Le cerveau rétrécit-il vraiment avec l'âge ?
Le cerveau rétrécit effectivement avec l'âge, surtout dans les zones liées à la mémoire et à la planification. L'hypertension artérielle accélère ce processus, tandis que l'activité physique et les efforts cognitifs renforcent la capacité du cerveau à s'adapter.
Oui, le cerveau rétrécit bel et bien avec l'âge.
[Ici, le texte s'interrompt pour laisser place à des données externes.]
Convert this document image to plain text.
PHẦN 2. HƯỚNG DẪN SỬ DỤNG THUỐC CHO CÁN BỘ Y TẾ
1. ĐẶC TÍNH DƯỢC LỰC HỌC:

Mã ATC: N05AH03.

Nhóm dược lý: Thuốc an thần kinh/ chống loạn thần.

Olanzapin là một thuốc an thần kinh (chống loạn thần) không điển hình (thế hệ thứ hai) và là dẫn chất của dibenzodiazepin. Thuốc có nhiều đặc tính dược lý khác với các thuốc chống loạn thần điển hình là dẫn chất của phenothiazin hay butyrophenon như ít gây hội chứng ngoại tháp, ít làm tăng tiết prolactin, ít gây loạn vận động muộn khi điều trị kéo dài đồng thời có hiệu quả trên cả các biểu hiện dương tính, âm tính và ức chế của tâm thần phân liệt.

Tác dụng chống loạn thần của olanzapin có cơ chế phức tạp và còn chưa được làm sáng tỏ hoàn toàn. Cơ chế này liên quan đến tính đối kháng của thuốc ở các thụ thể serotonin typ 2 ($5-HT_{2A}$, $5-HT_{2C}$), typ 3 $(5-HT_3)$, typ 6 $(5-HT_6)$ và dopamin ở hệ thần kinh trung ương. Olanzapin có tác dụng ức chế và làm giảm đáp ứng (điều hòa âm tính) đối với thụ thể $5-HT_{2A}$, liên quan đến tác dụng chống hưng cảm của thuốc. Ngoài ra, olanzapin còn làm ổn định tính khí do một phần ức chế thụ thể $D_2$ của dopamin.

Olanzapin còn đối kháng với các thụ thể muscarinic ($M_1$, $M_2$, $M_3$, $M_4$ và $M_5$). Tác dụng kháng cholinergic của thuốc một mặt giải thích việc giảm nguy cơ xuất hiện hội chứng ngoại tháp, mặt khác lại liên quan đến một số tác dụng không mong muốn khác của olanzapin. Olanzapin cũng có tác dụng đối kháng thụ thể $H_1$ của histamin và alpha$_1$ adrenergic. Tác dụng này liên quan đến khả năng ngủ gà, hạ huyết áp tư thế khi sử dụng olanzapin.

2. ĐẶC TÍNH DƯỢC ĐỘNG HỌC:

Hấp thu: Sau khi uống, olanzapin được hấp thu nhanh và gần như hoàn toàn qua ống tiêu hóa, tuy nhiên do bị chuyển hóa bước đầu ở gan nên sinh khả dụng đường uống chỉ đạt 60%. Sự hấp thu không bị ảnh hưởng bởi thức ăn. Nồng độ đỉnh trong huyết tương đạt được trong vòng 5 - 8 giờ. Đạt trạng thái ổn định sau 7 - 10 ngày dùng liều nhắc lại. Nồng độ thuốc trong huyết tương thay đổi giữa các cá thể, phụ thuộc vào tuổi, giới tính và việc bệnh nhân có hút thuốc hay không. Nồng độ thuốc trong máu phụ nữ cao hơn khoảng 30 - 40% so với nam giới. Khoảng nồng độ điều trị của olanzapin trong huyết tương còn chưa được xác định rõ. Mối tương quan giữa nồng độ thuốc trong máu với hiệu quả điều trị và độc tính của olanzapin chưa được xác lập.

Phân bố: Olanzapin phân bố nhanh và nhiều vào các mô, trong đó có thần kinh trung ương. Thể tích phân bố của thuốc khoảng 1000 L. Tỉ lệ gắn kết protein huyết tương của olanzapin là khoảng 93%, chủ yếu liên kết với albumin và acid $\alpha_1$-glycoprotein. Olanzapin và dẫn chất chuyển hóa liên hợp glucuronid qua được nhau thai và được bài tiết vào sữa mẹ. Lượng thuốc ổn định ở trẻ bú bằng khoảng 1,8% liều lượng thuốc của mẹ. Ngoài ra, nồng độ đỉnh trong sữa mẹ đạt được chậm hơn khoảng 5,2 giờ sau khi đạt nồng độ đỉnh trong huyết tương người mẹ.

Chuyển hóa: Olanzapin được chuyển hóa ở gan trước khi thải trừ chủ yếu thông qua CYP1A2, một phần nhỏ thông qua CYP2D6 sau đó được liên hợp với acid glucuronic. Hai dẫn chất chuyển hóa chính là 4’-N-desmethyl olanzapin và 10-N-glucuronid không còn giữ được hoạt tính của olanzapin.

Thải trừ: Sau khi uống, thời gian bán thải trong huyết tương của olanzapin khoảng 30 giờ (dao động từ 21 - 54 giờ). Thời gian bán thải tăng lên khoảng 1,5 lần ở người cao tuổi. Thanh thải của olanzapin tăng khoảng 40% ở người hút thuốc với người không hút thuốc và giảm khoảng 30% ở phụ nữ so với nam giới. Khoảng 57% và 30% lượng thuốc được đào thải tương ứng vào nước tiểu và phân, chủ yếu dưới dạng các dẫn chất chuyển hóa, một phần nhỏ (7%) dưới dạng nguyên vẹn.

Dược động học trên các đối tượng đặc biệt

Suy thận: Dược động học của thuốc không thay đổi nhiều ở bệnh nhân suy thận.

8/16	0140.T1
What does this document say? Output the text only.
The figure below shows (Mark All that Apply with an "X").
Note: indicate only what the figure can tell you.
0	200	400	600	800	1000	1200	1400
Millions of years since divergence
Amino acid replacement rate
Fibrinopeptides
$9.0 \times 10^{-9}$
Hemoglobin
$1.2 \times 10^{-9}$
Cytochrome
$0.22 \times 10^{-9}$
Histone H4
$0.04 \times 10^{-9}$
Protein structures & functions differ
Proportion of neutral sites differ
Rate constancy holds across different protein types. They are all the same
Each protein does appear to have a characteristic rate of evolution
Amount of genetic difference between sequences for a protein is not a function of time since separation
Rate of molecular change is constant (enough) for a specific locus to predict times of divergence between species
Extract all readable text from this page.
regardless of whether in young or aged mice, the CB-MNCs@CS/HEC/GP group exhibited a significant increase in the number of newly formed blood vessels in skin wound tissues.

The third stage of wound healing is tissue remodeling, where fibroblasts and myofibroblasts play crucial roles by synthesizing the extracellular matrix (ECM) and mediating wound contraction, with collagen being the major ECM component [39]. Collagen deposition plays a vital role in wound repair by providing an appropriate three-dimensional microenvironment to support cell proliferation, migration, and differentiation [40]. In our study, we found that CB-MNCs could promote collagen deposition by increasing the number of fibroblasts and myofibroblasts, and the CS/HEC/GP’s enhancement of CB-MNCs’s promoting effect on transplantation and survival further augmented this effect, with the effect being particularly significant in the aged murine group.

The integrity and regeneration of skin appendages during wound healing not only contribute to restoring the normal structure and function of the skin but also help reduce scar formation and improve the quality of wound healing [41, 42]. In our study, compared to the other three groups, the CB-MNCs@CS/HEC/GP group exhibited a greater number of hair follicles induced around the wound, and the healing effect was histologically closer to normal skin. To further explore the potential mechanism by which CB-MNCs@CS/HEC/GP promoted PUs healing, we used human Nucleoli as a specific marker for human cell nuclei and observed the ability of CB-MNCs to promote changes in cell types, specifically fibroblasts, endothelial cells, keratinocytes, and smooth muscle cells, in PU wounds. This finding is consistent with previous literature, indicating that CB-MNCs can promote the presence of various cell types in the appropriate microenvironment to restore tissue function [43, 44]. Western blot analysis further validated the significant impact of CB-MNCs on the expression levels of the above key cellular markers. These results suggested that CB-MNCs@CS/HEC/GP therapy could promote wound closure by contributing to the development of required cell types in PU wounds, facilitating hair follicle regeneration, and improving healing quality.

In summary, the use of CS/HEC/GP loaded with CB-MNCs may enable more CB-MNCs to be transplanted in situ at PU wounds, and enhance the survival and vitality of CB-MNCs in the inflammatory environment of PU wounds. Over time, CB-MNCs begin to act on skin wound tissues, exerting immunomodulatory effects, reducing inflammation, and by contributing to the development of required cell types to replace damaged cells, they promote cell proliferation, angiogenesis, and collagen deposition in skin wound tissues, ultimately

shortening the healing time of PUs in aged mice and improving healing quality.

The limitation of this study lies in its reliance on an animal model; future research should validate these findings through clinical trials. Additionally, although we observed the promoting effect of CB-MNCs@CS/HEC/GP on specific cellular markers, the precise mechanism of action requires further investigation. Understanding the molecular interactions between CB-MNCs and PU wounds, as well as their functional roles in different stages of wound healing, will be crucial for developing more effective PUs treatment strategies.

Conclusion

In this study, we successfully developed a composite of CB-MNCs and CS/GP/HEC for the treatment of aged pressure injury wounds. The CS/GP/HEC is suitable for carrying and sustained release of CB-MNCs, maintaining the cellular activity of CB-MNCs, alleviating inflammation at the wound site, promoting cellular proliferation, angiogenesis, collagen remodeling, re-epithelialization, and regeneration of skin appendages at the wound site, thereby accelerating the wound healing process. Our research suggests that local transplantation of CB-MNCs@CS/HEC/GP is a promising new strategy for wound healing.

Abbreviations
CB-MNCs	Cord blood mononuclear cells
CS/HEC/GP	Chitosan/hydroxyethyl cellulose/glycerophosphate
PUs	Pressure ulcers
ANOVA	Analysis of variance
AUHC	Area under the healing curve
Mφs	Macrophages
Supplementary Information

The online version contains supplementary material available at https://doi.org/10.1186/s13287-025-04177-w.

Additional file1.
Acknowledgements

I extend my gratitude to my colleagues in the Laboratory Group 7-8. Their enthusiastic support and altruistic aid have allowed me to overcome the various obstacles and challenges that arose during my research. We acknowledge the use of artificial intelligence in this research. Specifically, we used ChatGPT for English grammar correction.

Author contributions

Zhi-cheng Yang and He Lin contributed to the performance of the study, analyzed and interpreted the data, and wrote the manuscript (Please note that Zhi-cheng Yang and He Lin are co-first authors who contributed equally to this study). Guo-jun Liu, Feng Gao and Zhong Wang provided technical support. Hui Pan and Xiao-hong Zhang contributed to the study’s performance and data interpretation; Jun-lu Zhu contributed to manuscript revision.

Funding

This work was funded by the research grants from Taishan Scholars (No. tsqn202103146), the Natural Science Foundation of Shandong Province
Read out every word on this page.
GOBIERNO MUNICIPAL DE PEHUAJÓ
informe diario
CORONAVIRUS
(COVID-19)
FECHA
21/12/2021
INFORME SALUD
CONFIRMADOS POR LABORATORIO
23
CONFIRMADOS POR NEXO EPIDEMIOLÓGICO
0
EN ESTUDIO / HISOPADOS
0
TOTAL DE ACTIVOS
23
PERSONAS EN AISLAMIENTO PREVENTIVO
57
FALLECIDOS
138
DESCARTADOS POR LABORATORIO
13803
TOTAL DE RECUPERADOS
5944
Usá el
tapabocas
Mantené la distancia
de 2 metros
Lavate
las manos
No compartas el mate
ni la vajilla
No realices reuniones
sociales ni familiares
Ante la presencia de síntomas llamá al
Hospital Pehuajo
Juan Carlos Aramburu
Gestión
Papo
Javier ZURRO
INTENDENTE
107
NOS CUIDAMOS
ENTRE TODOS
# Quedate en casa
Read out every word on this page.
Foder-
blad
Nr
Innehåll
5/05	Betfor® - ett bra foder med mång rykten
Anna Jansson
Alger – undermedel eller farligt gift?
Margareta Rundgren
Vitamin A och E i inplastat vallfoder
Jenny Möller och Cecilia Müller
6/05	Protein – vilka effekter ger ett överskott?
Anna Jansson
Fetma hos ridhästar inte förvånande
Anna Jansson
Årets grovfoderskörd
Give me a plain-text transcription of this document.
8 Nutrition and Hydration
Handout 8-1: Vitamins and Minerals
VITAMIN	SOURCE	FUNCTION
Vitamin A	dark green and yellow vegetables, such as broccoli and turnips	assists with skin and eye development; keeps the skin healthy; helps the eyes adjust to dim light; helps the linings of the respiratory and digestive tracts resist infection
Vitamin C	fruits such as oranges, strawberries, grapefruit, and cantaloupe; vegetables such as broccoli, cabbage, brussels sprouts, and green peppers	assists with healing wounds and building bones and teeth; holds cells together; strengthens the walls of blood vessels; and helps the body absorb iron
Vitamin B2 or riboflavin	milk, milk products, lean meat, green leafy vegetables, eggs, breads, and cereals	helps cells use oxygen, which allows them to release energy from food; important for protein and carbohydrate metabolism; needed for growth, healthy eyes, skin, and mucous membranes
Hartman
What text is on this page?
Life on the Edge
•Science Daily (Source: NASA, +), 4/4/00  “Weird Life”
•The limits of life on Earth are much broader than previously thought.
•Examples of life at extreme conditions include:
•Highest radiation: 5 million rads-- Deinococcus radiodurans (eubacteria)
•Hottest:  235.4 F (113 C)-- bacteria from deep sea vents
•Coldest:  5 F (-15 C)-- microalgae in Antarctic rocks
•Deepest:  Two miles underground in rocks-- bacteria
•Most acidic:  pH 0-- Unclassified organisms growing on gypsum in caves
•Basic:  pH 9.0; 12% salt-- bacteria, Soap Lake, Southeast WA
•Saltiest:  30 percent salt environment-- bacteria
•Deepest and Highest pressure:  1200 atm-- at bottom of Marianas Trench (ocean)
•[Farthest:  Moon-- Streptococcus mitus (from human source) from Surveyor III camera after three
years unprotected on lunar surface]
Chez des personnes en bonne santé, sans démence, la plupart des régions cérébrales perdent entre 0,5 % et 1,0 % de leur volume chaque année. Dans le même temps, les ventricules, c'est-à-dire les cavités internes du cerveau, s'agrandissent. Ce n'est pas un phénomène marginal : plusieurs études indépendantes menées par IRM le retrouvent de façon constante.
Ce rétrécissement n'est pas uniforme. Le cortex frontal (planification et maîtrise de soi), l'hippocampe (mémoire) et le cervelet (coordination) sont les plus touchés. Le cortex visuel primaire, lui, change à peine. Ce schéma explique en partie pourquoi il peut devenir plus difficile, en vieillissant, de penser vite ou de mémoriser de nouvelles informations, sans pour autant perdre la acuité visuelle.
Du côté des mécanismes, les neurones ne meurent pas en masse. Ce qui se passe plutôt : les neurones eux-mêmes rétrécissent, les synapses (points de contact entre cellules) se raréfient, et la longueur des fibres nerveuses gainées de myéline, la couche isolante qui enveloppe les nerfs, diminue de près de 50 %. Cette perte de connectivité pèse davantage sur le fonctionnement cérébral que la simple mort cellulaire.
Au-delà du volume, le tissu cérébral devient aussi plus mou et moins élastique. Cette perte d'élasticité progresse trois fois plus vite que la réduction de volume, ce qui indique des modifications internes que les mesures volumétriques habituelles ne captent pas.
Le cerveau ne subit pas tout cela passivement. Dans le cortex préfrontal, l'activité cérébrale augmente pour compenser le rétrécissement observé ailleurs. Cette adaptation se renforce lors d'efforts cognitifs et d'activité physique. L'hypertension artérielle, à l'inverse, accélère le rétrécissement de l'hippocampe et du cortex préfrontal. Le vieillissement cérébral n'est donc pas entièrement dicté par la biologie.
Fondé sur plusieurs études IRM, des études de cohorte longitudinales et des études anatomiques comparatives. Les preuves sont solides concernant l'existence du rétrécissement et sa distribution régionale ; elles sont modérées sur les mécanismes (rétrécissement versus mort neuronale) et sur les modifications d'élasticité.